The summit was largely funded by TECNO Mobile, the Chinese cell phone-manufacturing juggernaut that, together with other Transsion brands like Itel and Infinix, sells more phones on the continent than any other.
But the activities of the mobile tech powerhouse are not limited to hardware alone. App innovations from Transsion, like Vskit – a short video platform similar to other Chinese software hits like TikTok – are also beginning to make their mark.
“It’s a mobile app that allows users to create, share and explore videos which are cool and fun,” says Vskit’s Overseas Head Daniel Lin, “but it’s also a social community that connects video creators and their fans.”
For Lin, the app’s singular focus on local markets is a big part of what sets it apart from the competition. “It’s the only short video app focused on Africa in the whole world,” he says. “More than half of our local staff come from Africa and they play a very important role in the team.”
Transsion Vice President Arif Chowdhury echoed a similar sentiment. “We always believed that localised products should be marketed by a localised team” he told us. “That’s why TECNO has been emphasising local employees.”
For observers, it comes as no surprise that some digital economy models which have found success in China are proving to be profitable in Africa as well, albeit in localised ways.

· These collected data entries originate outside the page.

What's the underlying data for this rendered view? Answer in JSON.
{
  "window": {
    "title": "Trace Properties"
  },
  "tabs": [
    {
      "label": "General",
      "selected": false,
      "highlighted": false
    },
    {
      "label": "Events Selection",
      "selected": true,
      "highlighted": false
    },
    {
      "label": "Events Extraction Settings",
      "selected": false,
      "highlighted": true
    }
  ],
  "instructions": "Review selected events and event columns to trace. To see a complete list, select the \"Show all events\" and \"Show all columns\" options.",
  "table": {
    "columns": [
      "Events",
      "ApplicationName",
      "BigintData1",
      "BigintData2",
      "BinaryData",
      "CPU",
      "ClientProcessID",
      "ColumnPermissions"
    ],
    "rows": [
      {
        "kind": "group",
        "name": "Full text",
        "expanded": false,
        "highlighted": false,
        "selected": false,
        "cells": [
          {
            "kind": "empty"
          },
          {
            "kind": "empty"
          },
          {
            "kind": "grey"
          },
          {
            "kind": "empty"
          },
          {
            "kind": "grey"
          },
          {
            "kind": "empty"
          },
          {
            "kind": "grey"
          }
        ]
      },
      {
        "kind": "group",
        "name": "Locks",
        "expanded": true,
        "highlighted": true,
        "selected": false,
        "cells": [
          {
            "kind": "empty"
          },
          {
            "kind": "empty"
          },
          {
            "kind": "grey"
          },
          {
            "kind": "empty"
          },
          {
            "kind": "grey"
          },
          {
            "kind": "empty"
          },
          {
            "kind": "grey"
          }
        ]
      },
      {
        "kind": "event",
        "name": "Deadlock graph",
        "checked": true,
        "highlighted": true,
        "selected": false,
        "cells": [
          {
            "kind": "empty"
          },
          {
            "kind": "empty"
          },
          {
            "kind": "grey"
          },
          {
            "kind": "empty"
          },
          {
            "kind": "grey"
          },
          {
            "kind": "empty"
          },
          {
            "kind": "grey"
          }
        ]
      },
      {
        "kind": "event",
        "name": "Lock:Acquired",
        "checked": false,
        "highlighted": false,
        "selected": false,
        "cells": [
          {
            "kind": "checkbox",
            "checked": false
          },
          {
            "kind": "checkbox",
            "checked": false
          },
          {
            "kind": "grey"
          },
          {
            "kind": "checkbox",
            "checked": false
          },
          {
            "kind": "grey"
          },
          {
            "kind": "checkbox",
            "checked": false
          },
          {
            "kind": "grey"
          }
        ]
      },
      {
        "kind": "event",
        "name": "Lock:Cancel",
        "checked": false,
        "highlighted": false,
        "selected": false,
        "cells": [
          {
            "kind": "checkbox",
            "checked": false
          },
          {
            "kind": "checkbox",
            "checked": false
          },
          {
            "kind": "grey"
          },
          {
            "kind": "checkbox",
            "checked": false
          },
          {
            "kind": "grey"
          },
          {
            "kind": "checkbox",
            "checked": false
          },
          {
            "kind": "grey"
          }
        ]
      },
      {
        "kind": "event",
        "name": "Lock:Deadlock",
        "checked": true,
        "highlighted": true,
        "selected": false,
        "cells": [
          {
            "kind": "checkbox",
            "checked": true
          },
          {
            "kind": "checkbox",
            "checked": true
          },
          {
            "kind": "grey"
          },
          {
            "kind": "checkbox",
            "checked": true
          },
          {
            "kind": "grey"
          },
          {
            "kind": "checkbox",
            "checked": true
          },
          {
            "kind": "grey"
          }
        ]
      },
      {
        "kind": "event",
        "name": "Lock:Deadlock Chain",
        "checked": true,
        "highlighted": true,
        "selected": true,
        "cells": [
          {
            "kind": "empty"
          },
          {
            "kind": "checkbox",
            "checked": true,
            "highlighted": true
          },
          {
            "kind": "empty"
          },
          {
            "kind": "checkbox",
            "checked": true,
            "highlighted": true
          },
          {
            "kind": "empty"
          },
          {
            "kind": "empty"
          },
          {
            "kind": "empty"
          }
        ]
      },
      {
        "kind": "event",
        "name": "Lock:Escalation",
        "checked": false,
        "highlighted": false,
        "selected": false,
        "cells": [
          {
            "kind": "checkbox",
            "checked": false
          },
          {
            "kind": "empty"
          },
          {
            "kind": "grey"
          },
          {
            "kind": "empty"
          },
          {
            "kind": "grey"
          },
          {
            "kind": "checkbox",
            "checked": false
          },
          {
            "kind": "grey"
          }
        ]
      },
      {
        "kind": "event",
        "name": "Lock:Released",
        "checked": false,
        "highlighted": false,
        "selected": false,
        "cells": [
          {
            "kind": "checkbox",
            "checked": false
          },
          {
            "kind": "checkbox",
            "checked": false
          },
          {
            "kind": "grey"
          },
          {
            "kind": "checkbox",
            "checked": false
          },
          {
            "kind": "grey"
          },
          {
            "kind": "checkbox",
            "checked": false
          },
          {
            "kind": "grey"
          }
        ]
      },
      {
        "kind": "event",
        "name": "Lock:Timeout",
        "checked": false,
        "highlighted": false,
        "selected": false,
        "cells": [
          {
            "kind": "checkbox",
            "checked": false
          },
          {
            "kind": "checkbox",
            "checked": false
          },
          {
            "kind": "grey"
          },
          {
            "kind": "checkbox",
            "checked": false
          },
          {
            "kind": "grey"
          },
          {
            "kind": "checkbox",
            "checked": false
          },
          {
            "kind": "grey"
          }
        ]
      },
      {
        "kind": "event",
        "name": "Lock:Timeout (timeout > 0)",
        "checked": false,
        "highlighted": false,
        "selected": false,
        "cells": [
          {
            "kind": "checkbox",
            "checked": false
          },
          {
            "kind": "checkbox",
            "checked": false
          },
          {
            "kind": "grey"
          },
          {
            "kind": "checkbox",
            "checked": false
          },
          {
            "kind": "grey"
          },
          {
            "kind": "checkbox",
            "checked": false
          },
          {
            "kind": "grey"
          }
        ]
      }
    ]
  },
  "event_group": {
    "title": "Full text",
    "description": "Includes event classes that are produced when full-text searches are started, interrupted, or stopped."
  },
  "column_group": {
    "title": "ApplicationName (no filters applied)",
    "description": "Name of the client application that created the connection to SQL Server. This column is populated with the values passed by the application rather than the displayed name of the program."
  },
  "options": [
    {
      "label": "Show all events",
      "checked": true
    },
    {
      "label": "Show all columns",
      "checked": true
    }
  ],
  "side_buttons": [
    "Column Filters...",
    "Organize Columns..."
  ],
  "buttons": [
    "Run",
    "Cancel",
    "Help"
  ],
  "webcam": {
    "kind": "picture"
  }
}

Tech commentator and legal analyst Alexandria Williams says conditions are ripe for a boom like China saw in past decades to play out here on the continent next.
“A lot of Chinese investors, when they come to Africa, see a similar story in what’s going on here. Thirty years ago, people did not think that China could develop its own native tech industry or that this industry could be profitable. What China did have that people there were able to see was high human capital, high literacy rates and a high population. A lot of Chinese investors are seeing the same things here and they’re ready to invest.”
China’s tech infrastructure investments as part of the country’s Digital Silk Road scheme have topped 8 billion dollars in five African countries alone.